Strength is a high-level skill. Like any skill, to get good at it, you have to practice. That means performing the same lifts, the same way, repeatedly until you develop some degree of mastery.

What exactly does that mean? Isn't strength, well, strength, and skill something else entirely? Are strong guys necessarily skilled?

Strength really has a few components. Two we'll concern ourselves with here are raw muscular strength, and the nervous system.

Strength is partly just the size and composition of the muscles. Big muscles, with many large muscle fibers, are going to be stronger than smaller muscles, all other things being equal. What the muscle consists of - the fiber types, how much of it is fluid size versus actually enlarged fibers, etc. - is also important. These are essentially the basis of your strength, as these fibers either contract or don't, and if they aren't big enough or numerous enough or appropriate to the type of contraction, you won't have the "strength" to do what you want to do.

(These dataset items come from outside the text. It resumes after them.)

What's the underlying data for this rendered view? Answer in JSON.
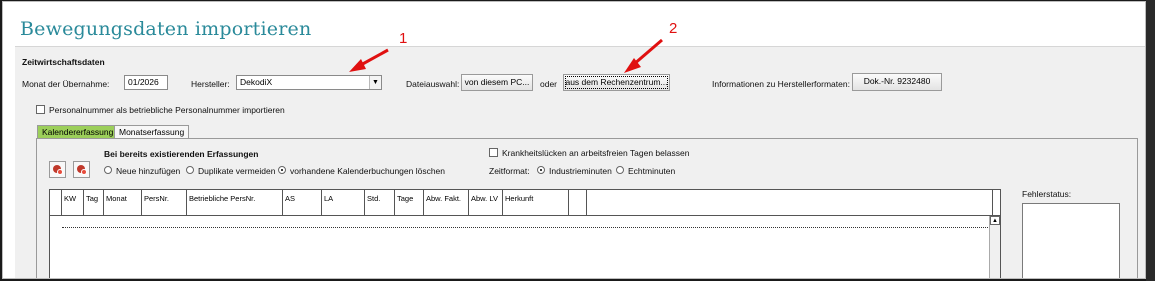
{
  "window": {
    "title": "Bewegungsdaten importieren"
  },
  "section": {
    "title": "Zeitwirtschaftsdaten"
  },
  "form": {
    "monat_label": "Monat der Übernahme:",
    "monat_value": "01/2026",
    "hersteller_label": "Hersteller:",
    "hersteller_value": "DekodiX",
    "dateiauswahl_label": "Dateiauswahl:",
    "btn_pc": "von diesem PC...",
    "oder_label": "oder",
    "btn_rechenzentrum": "aus dem Rechenzentrum...",
    "info_label": "Informationen zu Herstellerformaten:",
    "btn_dok": "Dok.-Nr. 9232480",
    "personalnummer_checkbox": "Personalnummer als betriebliche Personalnummer importieren"
  },
  "tabs": [
    {
      "label": "Kalendererfassung",
      "active": true
    },
    {
      "label": "Monatserfassung",
      "active": false
    }
  ],
  "options": {
    "existing_heading": "Bei bereits existierenden Erfassungen",
    "radio_neue": "Neue hinzufügen",
    "radio_duplikate": "Duplikate vermeiden",
    "radio_vorhandene": "vorhandene Kalenderbuchungen löschen",
    "krankheit_checkbox": "Krankheitslücken an arbeitsfreien Tagen belassen",
    "zeitformat_label": "Zeitformat:",
    "radio_industrie": "Industrieminuten",
    "radio_echt": "Echtminuten"
  },
  "grid": {
    "columns": [
      "",
      "KW",
      "Tag",
      "Monat",
      "PersNr.",
      "Betriebliche PersNr.",
      "AS",
      "LA",
      "Std.",
      "Tage",
      "Abw. Fakt.",
      "Abw. LV",
      "Herkunft",
      "",
      ""
    ]
  },
  "status": {
    "label": "Fehlerstatus:"
  },
  "annotations": {
    "arrow1": "1",
    "arrow2": "2"
  },
  "colors": {
    "title": "#2a8a9a",
    "active_tab": "#9ccf5a",
    "arrow": "#e01010"
  }
}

But another critical component is your central nervous system. When your brain tells your body to squat, do all of the proper muscles fire in the right order? Do they do so efficiently, because they have a lot of practice doing so? How many of those fibers contract when you need them?

Your body generally gets more efficient at doing things you do often. You get specific endurance for those activities you do over and over. This is why a runner might be able to run forever but tire out doing MMA (at least at first), or vice-versa. You use more energy on an unfamiliar task than on a familiar task.

Your body also gets better at coordinating the different muscles into a new motion. This is why your basketball foul shot or baseball throw or low front leg kick get easier and easier to execute. This is why a strong guy with no yoga background has so much trouble in his first yoga class despite having the muscular strength and coordination base to do the exercises. They are new, and the pattern isn't ingrained yet. What needs to be contracted, what relaxed, and when to do either, are not yet learned. As they are learned, you can more efficiently apply your strength.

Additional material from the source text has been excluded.